Phil: OH MY GOD! IT'S OUTBREAK!

Steve: HE'S GOTTEN BIGGER! AHH!

OutbreaK lifts up Mike Dreamer with one hand. OK lifts the 240-pounder up into the air with both hands. OK pauses before throwing him high into the air.

Phil: HOLY SHIT!

Mike Dreamer comes crashing down right onto Serious Steve, but bounces away from him. Now both men are unconscious. OK smiles as he leaves the ring. Referee James Dupre can do nothing more than call for the bell.

Steve: Who won?

Dupre looks at both men and then picks up a microphone.

James Dupre: This match has been ruled as a double disqualification!

The scene goes to the backstage area.

Winner = NOBODY!

Writer: Nathan Gust


YOU'VE GOT MAIL
There we see Shawn Walsh and Damien Sparks - leaders of Superiority Complex and partners in the second round of the Lethal Lottery Tournament. The two men enter their luxiorious locker room where they see Clayton Walker reading about their stable in a wrestling magazine.

Clayton Walker: Hey guys. Check this out. This came in the mail today.

Walsh and Sparks sit down and look at the magazine.

Shawn Walsh: Look at how amazingly sexy I am in that picture.
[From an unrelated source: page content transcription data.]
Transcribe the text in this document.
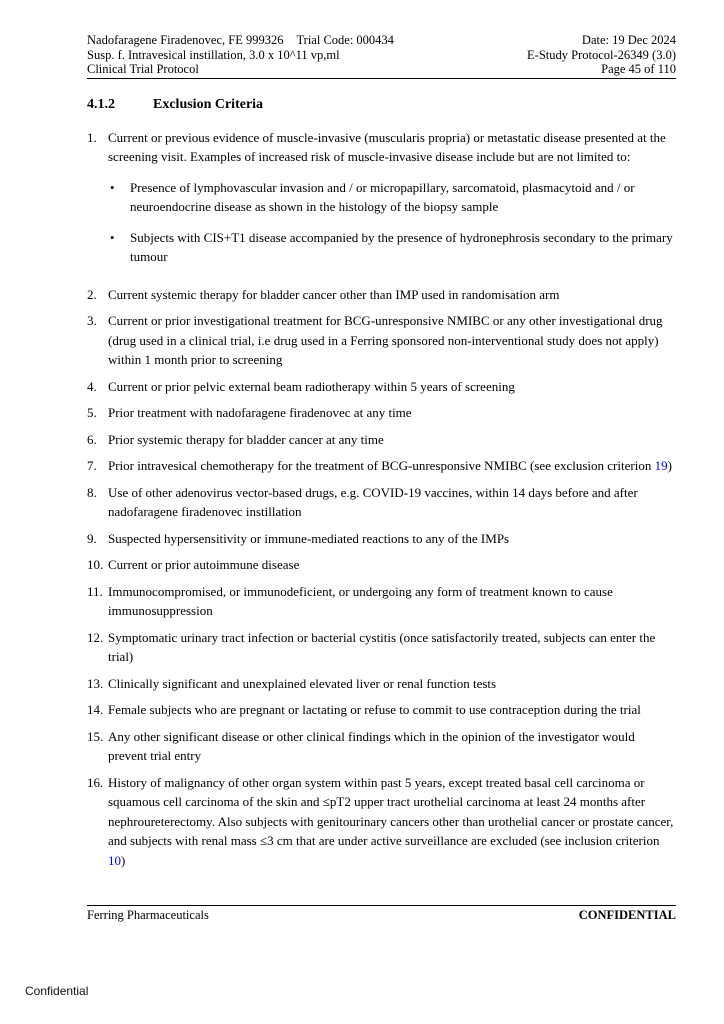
Nadofaragene Firadenovec, FE 999326 Trial Code: 000434	Date: 19 Dec 2024
Susp. f. Intravesical instillation, 3.0 x 10^11 vp,ml	E-Study Protocol-26349 (3.0)
Clinical Trial Protocol	Page 45 of 110
4.1.2	Exclusion Criteria
1. Current or previous evidence of muscle-invasive (muscularis propria) or metastatic disease presented at the screening visit. Examples of increased risk of muscle-invasive disease include but are not limited to:
•	Presence of lymphovascular invasion and / or micropapillary, sarcomatoid, plasmacytoid and / or neuroendocrine disease as shown in the histology of the biopsy sample
•	Subjects with CIS+T1 disease accompanied by the presence of hydronephrosis secondary to the primary tumour
2. Current systemic therapy for bladder cancer other than IMP used in randomisation arm
3. Current or prior investigational treatment for BCG-unresponsive NMIBC or any other investigational drug (drug used in a clinical trial, i.e drug used in a Ferring sponsored non-interventional study does not apply) within 1 month prior to screening
4. Current or prior pelvic external beam radiotherapy within 5 years of screening
5. Prior treatment with nadofaragene firadenovec at any time
6. Prior systemic therapy for bladder cancer at any time
7. Prior intravesical chemotherapy for the treatment of BCG-unresponsive NMIBC (see exclusion criterion 19)
8. Use of other adenovirus vector-based drugs, e.g. COVID-19 vaccines, within 14 days before and after nadofaragene firadenovec instillation
9. Suspected hypersensitivity or immune-mediated reactions to any of the IMPs
10. Current or prior autoimmune disease
11. Immunocompromised, or immunodeficient, or undergoing any form of treatment known to cause immunosuppression
12. Symptomatic urinary tract infection or bacterial cystitis (once satisfactorily treated, subjects can enter the trial)
13. Clinically significant and unexplained elevated liver or renal function tests
14. Female subjects who are pregnant or lactating or refuse to commit to use contraception during the trial
15. Any other significant disease or other clinical findings which in the opinion of the investigator would prevent trial entry
16. History of malignancy of other organ system within past 5 years, except treated basal cell carcinoma or squamous cell carcinoma of the skin and ≤pT2 upper tract urothelial carcinoma at least 24 months after nephroureterectomy. Also subjects with genitourinary cancers other than urothelial cancer or prostate cancer, and subjects with renal mass ≤3 cm that are under active surveillance are excluded (see inclusion criterion 10)
Ferring Pharmaceuticals	CONFIDENTIAL
Confidential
Clayton Walker: Yeah. I mean... good picture, bro.

Sparks and Walsh look at each other for a moment before laughing. Sparks slaps Walker on the back.
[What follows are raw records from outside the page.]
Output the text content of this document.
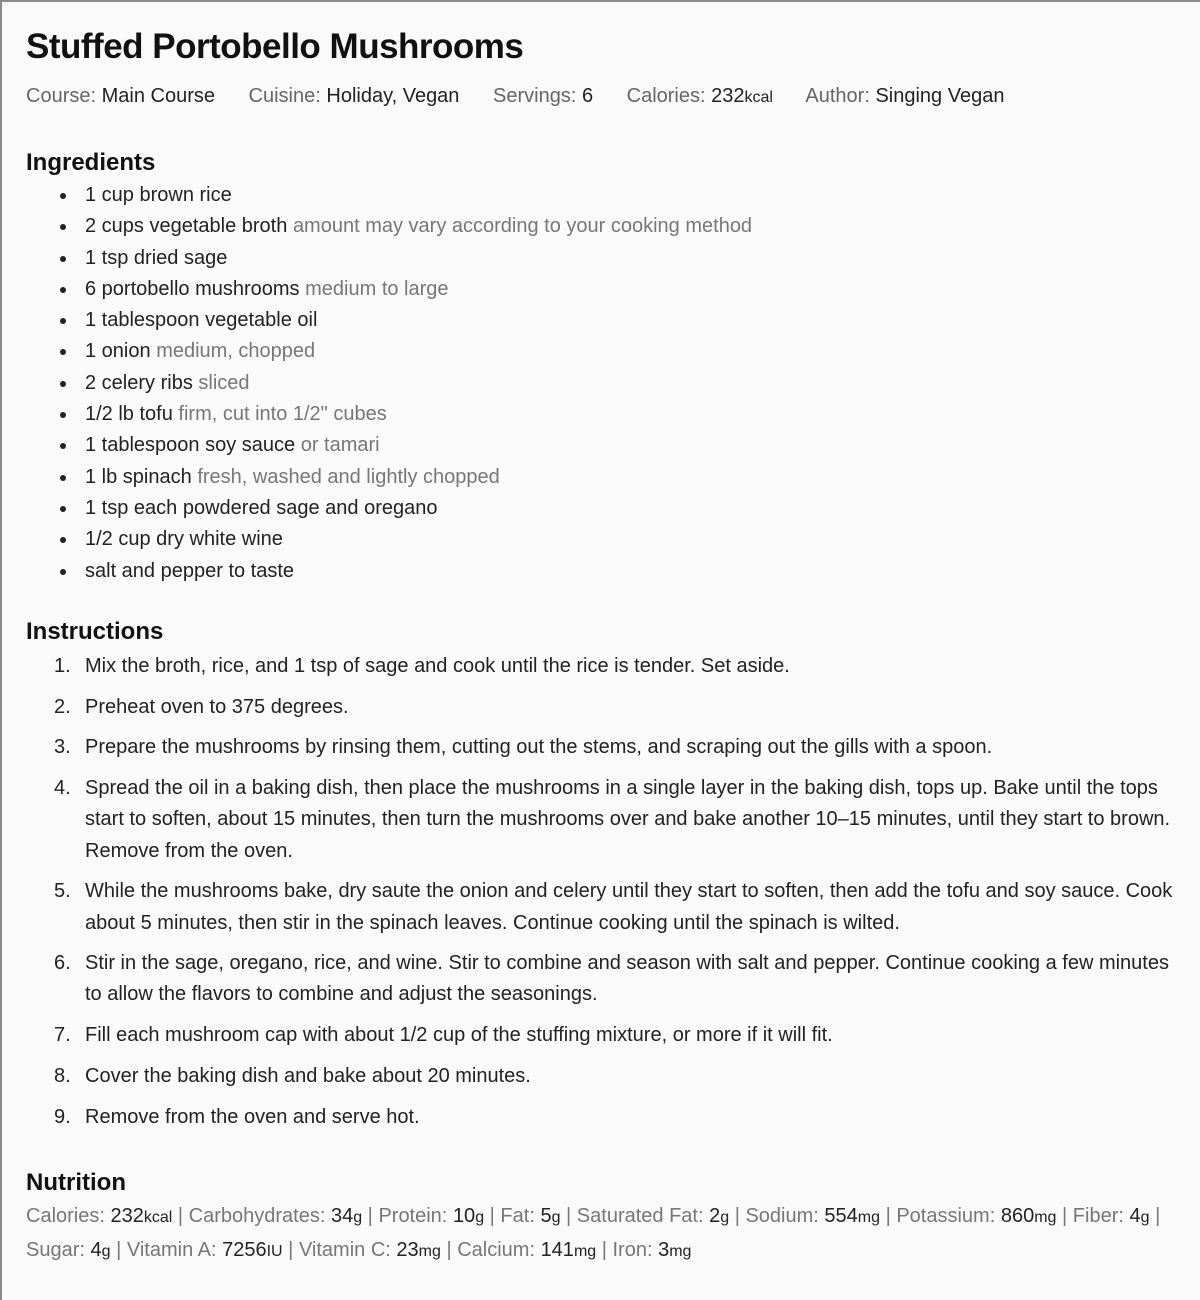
Stuffed Portobello Mushrooms
Course: Main Course Cuisine: Holiday, Vegan Servings: 6 Calories: 232kcal Author: Singing Vegan
Ingredients
1 cup brown rice
2 cups vegetable broth amount may vary according to your cooking method
1 tsp dried sage
6 portobello mushrooms medium to large
1 tablespoon vegetable oil
1 onion medium, chopped
2 celery ribs sliced
1/2 lb tofu firm, cut into 1/2" cubes
1 tablespoon soy sauce or tamari
1 lb spinach fresh, washed and lightly chopped
1 tsp each powdered sage and oregano
1/2 cup dry white wine
salt and pepper to taste
Instructions
1. Mix the broth, rice, and 1 tsp of sage and cook until the rice is tender. Set aside.
2. Preheat oven to 375 degrees.
3. Prepare the mushrooms by rinsing them, cutting out the stems, and scraping out the gills with a spoon.
4. Spread the oil in a baking dish, then place the mushrooms in a single layer in the baking dish, tops up. Bake until the tops start to soften, about 15 minutes, then turn the mushrooms over and bake another 10–15 minutes, until they start to brown. Remove from the oven.
5. While the mushrooms bake, dry saute the onion and celery until they start to soften, then add the tofu and soy sauce. Cook about 5 minutes, then stir in the spinach leaves. Continue cooking until the spinach is wilted.
6. Stir in the sage, oregano, rice, and wine. Stir to combine and season with salt and pepper. Continue cooking a few minutes to allow the flavors to combine and adjust the seasonings.
7. Fill each mushroom cap with about 1/2 cup of the stuffing mixture, or more if it will fit.
8. Cover the baking dish and bake about 20 minutes.
9. Remove from the oven and serve hot.
Nutrition
Calories: 232kcal | Carbohydrates: 34g | Protein: 10g | Fat: 5g | Saturated Fat: 2g | Sodium: 554mg | Potassium: 860mg | Fiber: 4g | Sugar: 4g | Vitamin A: 7256IU | Vitamin C: 23mg | Calcium: 141mg | Iron: 3mg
Damien Sparks: I like you. You make me laugh.

Clayton Walker: Uhh... thanks. Oh, Damien, you've got mail.

Clayton picks up an envelope from the coffee table and he hands it to Damien. It's addressed to him c/o the TNT Center, but there's no name for the sender.

Damien Sparks: That's odd.

He opens it up and begins to read.

Damien Sparks: "Mr. Sparks, I'd like to start off by saying you are one of the single greatest wrestlers in SFT history..." Blah blah blah. "It would be an honor and a priveledge to be your manager." Blah blah blah. "If you are interested in my services, meet me in the cafeteria before tonight's main event."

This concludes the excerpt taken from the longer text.